Whereas TLT concerned a data breach (accidental public disclosure), Brown concerned the unfair use of policing powers to obtain information for an employment disciplinary matter. The Court awarded £9,000 in compensation, arising as follows.
Ms Brown was a police officer with the Met. In late 2011, she went to Barbados with her daughter while on sickness absence, without notifying her employer. The Met contemplated disciplinary action. It gathered information about Ms Brown’s movements, including by requesting from the National Border Targeting Centre, which is run by Greater Manchester Police. In response to the Met’s queries, the Centre provided information about the movements of Ms Brown and her child, including travel agency and booking information and details of flights taken over the previous six years.
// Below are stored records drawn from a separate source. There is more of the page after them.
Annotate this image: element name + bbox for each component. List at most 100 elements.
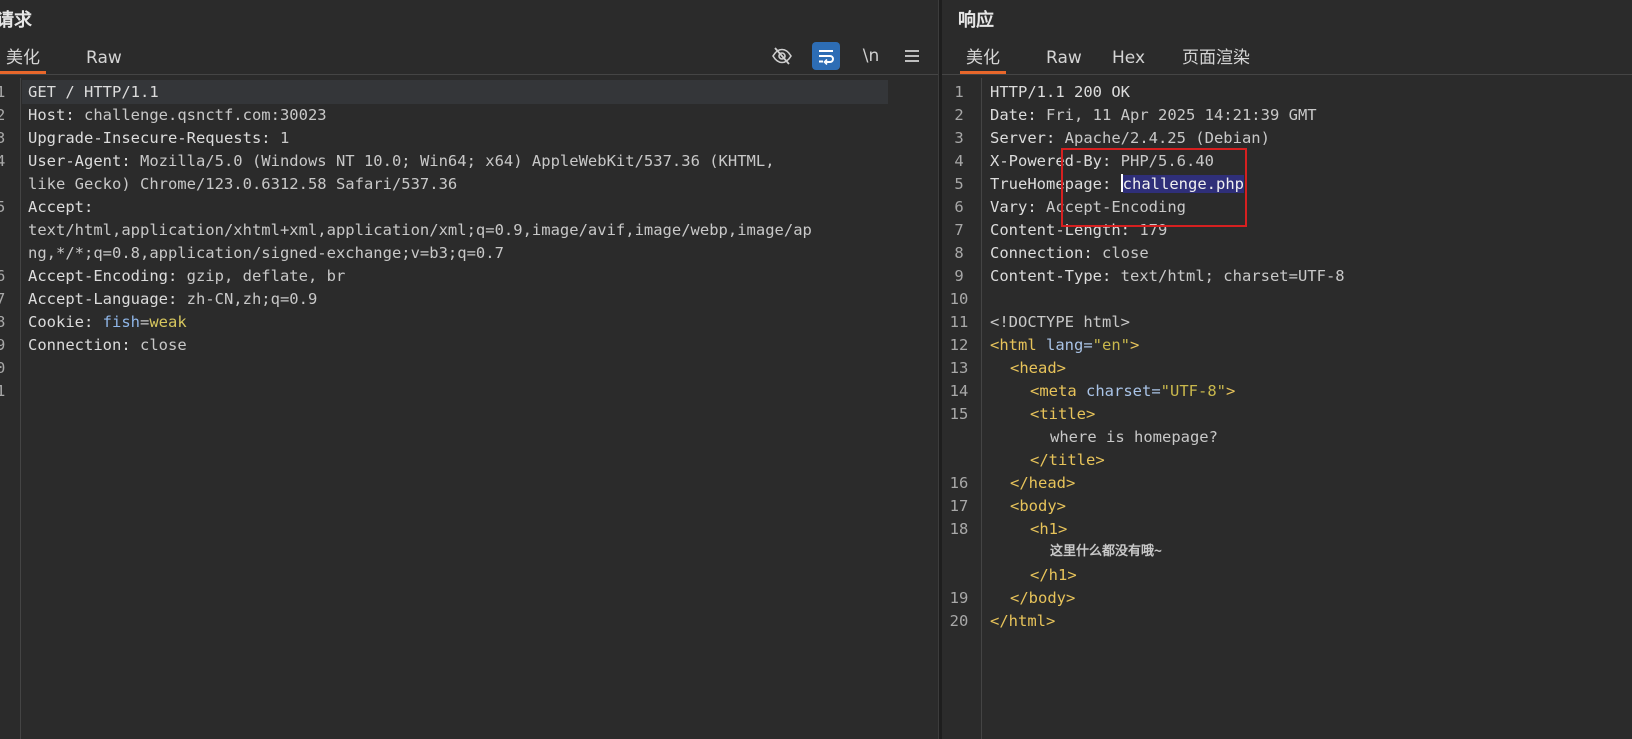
request-pane: 请求 美化 Raw \n 1 GET / HTTP/1.1 2 Host: chal…	[0, 0, 938, 739]
hamburger-menu-icon[interactable]	[898, 42, 926, 70]
request-editor[interactable]: 1 GET / HTTP/1.1 2 Host: challenge.qsnctf.…	[0, 78, 938, 739]
title-text: where is homepage?	[1050, 428, 1218, 446]
line-number: 6	[954, 198, 964, 216]
header-key: Connection:	[990, 244, 1093, 262]
request-line: 3 Upgrade-Insecure-Requests: 1	[0, 126, 938, 150]
header-value: zh-CN,zh;q=0.9	[177, 290, 318, 308]
line-number: 8	[0, 313, 6, 331]
eye-slash-icon[interactable]	[768, 42, 796, 70]
line-number: 13	[949, 359, 969, 377]
response-line: 这里什么都没有哦~	[942, 540, 1632, 564]
response-line: 6 Vary: Accept-Encoding	[942, 195, 1632, 219]
newline-toggle[interactable]: \n	[857, 42, 885, 70]
response-line: 15 <title>	[942, 402, 1632, 426]
response-title: 响应	[958, 10, 994, 31]
line-number: 4	[0, 152, 6, 170]
response-line: 9 Content-Type: text/html; charset=UTF-8	[942, 264, 1632, 288]
response-pane: 响应 美化 Raw Hex 页面渲染 1 HTTP/1.1 200 OK 2 Dat…	[942, 0, 1632, 739]
attr-name: lang=	[1036, 336, 1093, 354]
line-number: 8	[954, 244, 964, 262]
status-line: HTTP/1.1 200 OK	[990, 83, 1130, 101]
request-line-wrap: text/html,application/xhtml+xml,applicat…	[0, 218, 938, 242]
response-tab-pretty[interactable]: 美化	[960, 44, 1006, 74]
line-number	[0, 172, 10, 196]
request-line: 4 User-Agent: Mozilla/5.0 (Windows NT 10.…	[0, 149, 938, 173]
header-key: TrueHomepage:	[990, 175, 1112, 193]
request-line-wrap: ng,*/*;q=0.8,application/signed-exchange…	[0, 241, 938, 265]
line-number: 14	[949, 382, 969, 400]
response-line: 20 </html>	[942, 609, 1632, 633]
response-line: 12 <html lang="en">	[942, 333, 1632, 357]
header-value: text/html,application/xhtml+xml,applicat…	[28, 221, 812, 239]
request-line: 9 Connection: close	[0, 333, 938, 357]
response-line: 2 Date: Fri, 11 Apr 2025 14:21:39 GMT	[942, 103, 1632, 127]
line-number: 15	[949, 405, 969, 423]
header-value: Mozilla/5.0 (Windows NT 10.0; Win64; x64…	[130, 152, 775, 170]
header-key: Content-Length:	[990, 221, 1130, 239]
request-line: 5 Accept:	[0, 195, 938, 219]
response-line: 17 <body>	[942, 494, 1632, 518]
response-editor[interactable]: 1 HTTP/1.1 200 OK 2 Date: Fri, 11 Apr 2025…	[942, 78, 1632, 739]
cookie-equals: =	[140, 313, 150, 331]
request-tab-raw[interactable]: Raw	[86, 44, 122, 72]
cookie-name: fish	[102, 313, 140, 331]
response-tab-render[interactable]: 页面渲染	[1182, 44, 1250, 72]
request-title: 请求	[0, 10, 32, 31]
line-number: 12	[949, 336, 969, 354]
request-line-wrap: like Gecko) Chrome/123.0.6312.58 Safari/…	[0, 172, 938, 196]
html-tag: </html>	[990, 612, 1056, 630]
html-tag: <html	[990, 336, 1037, 354]
line-number	[946, 425, 972, 449]
word-wrap-icon[interactable]	[812, 42, 840, 70]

In the end, only informal employment action was taken against Ms Brown.
She brought claims against both forces. Liability under the DPA and Article 8 ECHR were conceded: the Met should not have asked for this information, and GMP should not have provided it. They had used powers conferred for policing purposes in an almost ‘cavalier’ and ‘casual’ fashion for employment-related purposes.
The Court decided that this was an appropriate case for awarding compensation. There had been more than one contravention. The contraventions were not inadvertent or technical. They also involved misusing private information about a child.
The Court’s approach to quantum is notable. Under section 13 DPA, it was satisfied that Ms Brown had suffered distress, but not damage in the sense of any recognised psychiatric injury. Ms Brown’s evidence about the effects on her health were found to be inaccurate and grossly exaggerated, but the Court accepted the she suffered anger, upset and shock.
The Article 8 breach did not add anything in quantum terms to the DPA breach. But what about the tort of misuse of private information? This was pleaded, disputed and resolved in Ms Brown’s favour. Could that add anything to the size of the award? Answer: yes. Damages awards for that tort encompassed hurt feelings and loss of dignity and control over one’s private information (see Gulati). The common law goes further than the DPA in this respect.
The Court was not persuaded, however, that in such a case, awards should start at a minimum of £10,000. It awarded Ms Brown £9,000, two thirds of which was payable by the Met.
The Court also rejected the claim for aggravated damages. Lastly, it dismissed the claims for declaratory relief (which would serve no purpose here) and for rectification under section 14(4) DPA (even if Ms Brown had suffered damage, there was no reason to fear a repeat of the contravention).